Emi Palmor will be one of the first 20 members appointed to the independent board from around the world.

Eli Palmor (photo credit: PR)
Eli Palmor
(photo credit: PR)
Emi Palmor, the ex-Justice Ministry director-general fired in controversial circumstances in July 2019, has been appointed to Facebook and Instagram's Oversight Board, an independent organization tasked with content moderation on the social media platforms.
The Oversight Board, first announced by Facebook founder and CEO Mark Zuckerberg in November 2018, responds to growing criticism regarding a lack of transparency and consistency in Facebook and Instagram decision-making processes.
Palmor will be one of the first 20 members appointed to the independent board from around the world, chosen from a wide range of professional and cultural backgrounds.
The board's operations will by financed by a $130 million trust fund, also independent of Facebook, and members will make binding decisions regarding what content should be permitted or removed, based on respect for freedom of expression and human rights.
"I have been a civil servant for 24 years in Israel, dedicating my life to increasing access to justice and putting the citizen at the center," said Palmor.
"For me, serving on the Oversight Board is an opportunity to do this for people around the world. I have a reputation for not being afraid of difficult issues and am dedicated to holding Facebook accountable by improving how content decisions are made and increasing the fairness and transparency around why they are made."
Acting Justice Minister Amir Ohana surprised the legal establishment last year by firing Palmor with little warning.
As Ohana himself was only a temporary appointment, it was surprising that he would fire a director-general, a position usually left in place as part of the professional staff of a ministry, even if the minister changes.

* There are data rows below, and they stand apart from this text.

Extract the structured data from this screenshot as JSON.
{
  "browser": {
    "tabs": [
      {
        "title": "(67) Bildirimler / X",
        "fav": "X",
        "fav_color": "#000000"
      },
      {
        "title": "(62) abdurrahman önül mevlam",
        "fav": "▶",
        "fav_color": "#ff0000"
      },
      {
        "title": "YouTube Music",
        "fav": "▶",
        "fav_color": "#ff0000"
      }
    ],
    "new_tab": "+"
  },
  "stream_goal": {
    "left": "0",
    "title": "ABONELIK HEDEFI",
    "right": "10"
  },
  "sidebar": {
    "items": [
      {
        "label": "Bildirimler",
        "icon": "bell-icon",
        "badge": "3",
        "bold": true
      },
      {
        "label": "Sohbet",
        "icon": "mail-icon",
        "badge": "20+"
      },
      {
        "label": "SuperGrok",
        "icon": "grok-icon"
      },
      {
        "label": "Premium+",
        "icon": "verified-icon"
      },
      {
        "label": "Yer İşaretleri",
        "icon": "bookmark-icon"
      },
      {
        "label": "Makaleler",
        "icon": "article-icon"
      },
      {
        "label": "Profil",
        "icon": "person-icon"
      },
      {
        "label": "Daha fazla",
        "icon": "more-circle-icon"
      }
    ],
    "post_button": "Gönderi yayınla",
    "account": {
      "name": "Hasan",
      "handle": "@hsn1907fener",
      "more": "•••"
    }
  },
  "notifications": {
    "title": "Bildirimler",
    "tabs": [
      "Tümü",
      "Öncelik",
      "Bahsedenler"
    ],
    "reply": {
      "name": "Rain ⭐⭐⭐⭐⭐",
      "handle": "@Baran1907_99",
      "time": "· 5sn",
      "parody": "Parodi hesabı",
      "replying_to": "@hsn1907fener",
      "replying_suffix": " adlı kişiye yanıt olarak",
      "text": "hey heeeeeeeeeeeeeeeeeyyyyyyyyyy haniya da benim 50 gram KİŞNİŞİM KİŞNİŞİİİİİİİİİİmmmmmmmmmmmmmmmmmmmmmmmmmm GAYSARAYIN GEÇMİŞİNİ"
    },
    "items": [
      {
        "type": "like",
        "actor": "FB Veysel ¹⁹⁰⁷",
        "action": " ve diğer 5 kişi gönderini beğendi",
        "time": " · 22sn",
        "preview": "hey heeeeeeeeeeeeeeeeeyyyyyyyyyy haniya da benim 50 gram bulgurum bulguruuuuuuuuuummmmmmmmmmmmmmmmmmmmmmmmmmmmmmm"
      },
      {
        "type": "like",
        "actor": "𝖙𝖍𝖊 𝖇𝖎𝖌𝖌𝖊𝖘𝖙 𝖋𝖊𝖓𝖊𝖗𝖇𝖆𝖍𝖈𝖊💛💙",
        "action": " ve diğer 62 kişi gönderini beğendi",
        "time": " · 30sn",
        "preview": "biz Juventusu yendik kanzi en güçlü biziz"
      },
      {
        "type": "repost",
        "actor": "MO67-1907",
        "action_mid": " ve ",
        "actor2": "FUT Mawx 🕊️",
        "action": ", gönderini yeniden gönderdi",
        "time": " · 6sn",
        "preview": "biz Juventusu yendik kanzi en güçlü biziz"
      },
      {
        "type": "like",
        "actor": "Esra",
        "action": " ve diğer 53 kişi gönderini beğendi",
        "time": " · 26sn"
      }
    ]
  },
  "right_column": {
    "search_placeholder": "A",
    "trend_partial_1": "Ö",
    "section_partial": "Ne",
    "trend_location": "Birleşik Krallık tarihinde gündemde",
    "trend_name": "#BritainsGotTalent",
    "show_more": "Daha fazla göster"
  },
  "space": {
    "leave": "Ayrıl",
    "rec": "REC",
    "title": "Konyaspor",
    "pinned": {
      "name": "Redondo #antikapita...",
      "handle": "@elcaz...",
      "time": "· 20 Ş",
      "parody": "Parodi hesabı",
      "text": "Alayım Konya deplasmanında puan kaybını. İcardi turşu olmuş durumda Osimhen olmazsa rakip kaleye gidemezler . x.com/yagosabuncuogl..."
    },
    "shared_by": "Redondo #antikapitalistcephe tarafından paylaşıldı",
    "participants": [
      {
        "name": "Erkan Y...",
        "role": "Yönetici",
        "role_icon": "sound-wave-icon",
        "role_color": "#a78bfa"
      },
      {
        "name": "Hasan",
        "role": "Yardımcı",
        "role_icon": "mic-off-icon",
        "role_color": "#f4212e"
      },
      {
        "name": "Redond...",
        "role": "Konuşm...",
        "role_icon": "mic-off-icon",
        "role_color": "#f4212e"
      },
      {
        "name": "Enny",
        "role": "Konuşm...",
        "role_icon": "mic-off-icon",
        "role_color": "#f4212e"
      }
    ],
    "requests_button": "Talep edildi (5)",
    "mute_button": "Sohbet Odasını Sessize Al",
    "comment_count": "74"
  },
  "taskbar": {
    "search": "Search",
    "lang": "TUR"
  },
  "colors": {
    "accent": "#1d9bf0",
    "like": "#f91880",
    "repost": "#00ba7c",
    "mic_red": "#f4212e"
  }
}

This was made even more surprising after Attorney-General Avichai Mandelblit issued a standard warning that even permanent ministers should not make major personnel or other changes ahead of the September 2019 election.
The Oversight Board will review content referred to it both by users and Facebook. All decisions will be made public on the board's website, while protecting the privacy of those involved, and Facebook will be required to respond publicly to them.
The board will also publish an annual report evaluating its work and the extent to which Facebook is meeting its commitments.
Yonah Jeremy Bob contributed to this story.